Royal workers at Windsor Castle are taking industrial action against the Queen for the first time in history over low pay and allowances.
Castle wardens can start on £14,400 ($21,000) per year, lower than the living wage, and are expected to carry out extra duties such as giving tours of the castle for no additional pay despite visitors paying extra for this.
In a ballot of 76 wardens, 84% voted for non-strike industrial action to include the "withdrawal of this goodwill", which has been described as having a "significant impact on the services provided to visitors".
They will not be conducting tours within the castle during August and September and will not be using their language and first-aid skills.

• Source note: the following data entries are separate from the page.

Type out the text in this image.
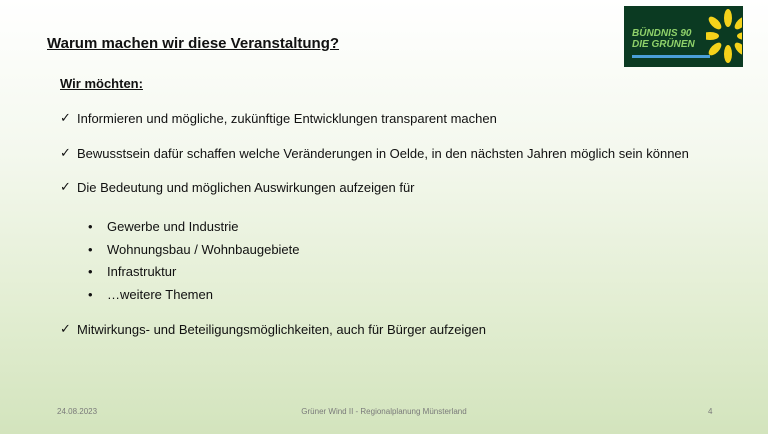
Warum machen wir diese Veranstaltung?
BÜNDNIS 90
DIE GRÜNEN
Wir möchten:
✓ Informieren und mögliche, zukünftige Entwicklungen transparent machen
✓ Bewusstsein dafür schaffen welche Veränderungen in Oelde, in den nächsten Jahren möglich sein können
✓ Die Bedeutung und möglichen Auswirkungen aufzeigen für
•	Gewerbe und Industrie
•	Wohnungsbau / Wohnbaugebiete
•	Infrastruktur
•	…weitere Themen
✓ Mitwirkungs- und Beteiligungsmöglichkeiten, auch für Bürger aufzeigen
24.08.2023	Grüner Wind II - Regionalplanung Münsterland	4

Mark Serwotka, the general secretary of the Public and Commercial Services Union (PCS), which represents 120 out of 200 castle staff, said the "loyal" workers were the "public face of Windsor Castle".
"With this vote their message to their employer is loud and clear," he said. "Staff should be properly rewarded for their commitment to ensuring visitors from around the world can fully enjoy their time at the castle."
The uniform wardens, who are employees of the Royal Collection Trust, and are not part of the Royal Household that include butlers and footmen, work inside the palace and around the grounds, helping the public and protecting the exhibits.
The PCS said it only "narrowly accepted the unsatisfactory pay offer" on behalf of its members last year based "on the understanding that additional allowances for paid-for tours and other skills would be considered this year".
Serwotka previously told the Daily Telegraph: "It is scandalous that staff are so appallingly paid and expected to do work for free that brings in money for the royal family."
A Royal Collection Trust spokesman told IBTimes UK: "Following the union ballot, we have been informed that some PCS-affiliated wardens at Windsor Castle will no longer participate in various activities undertaken during their working day, including using their language and first-aid skills, and conducting tours of specific areas of the castle during August and September.
"These activities have never been compulsory; it has always been the choice of the individual as to whether they take part. While the outcome of the ballot is disappointing, it will have no effect on services to visitors to the castle.
"Royal Collection Trust has since last year been exploring ways to achieve an agreed level of pay for all warden staff. Conversations that are part of the annual pay review process are still ongoing and an offer to expand the salary scale for a warden, starting at the Regional Living Wage of £14,695 for new joiners (based upon an average 36 hour working week), has been put to PCS and other unions."
Windsor Castle, which attracts 1.1 million visitors each year, is used by the Queen as a weekend home and often used in banquets and official entertaining. More than 500 people live and work in the castle each year.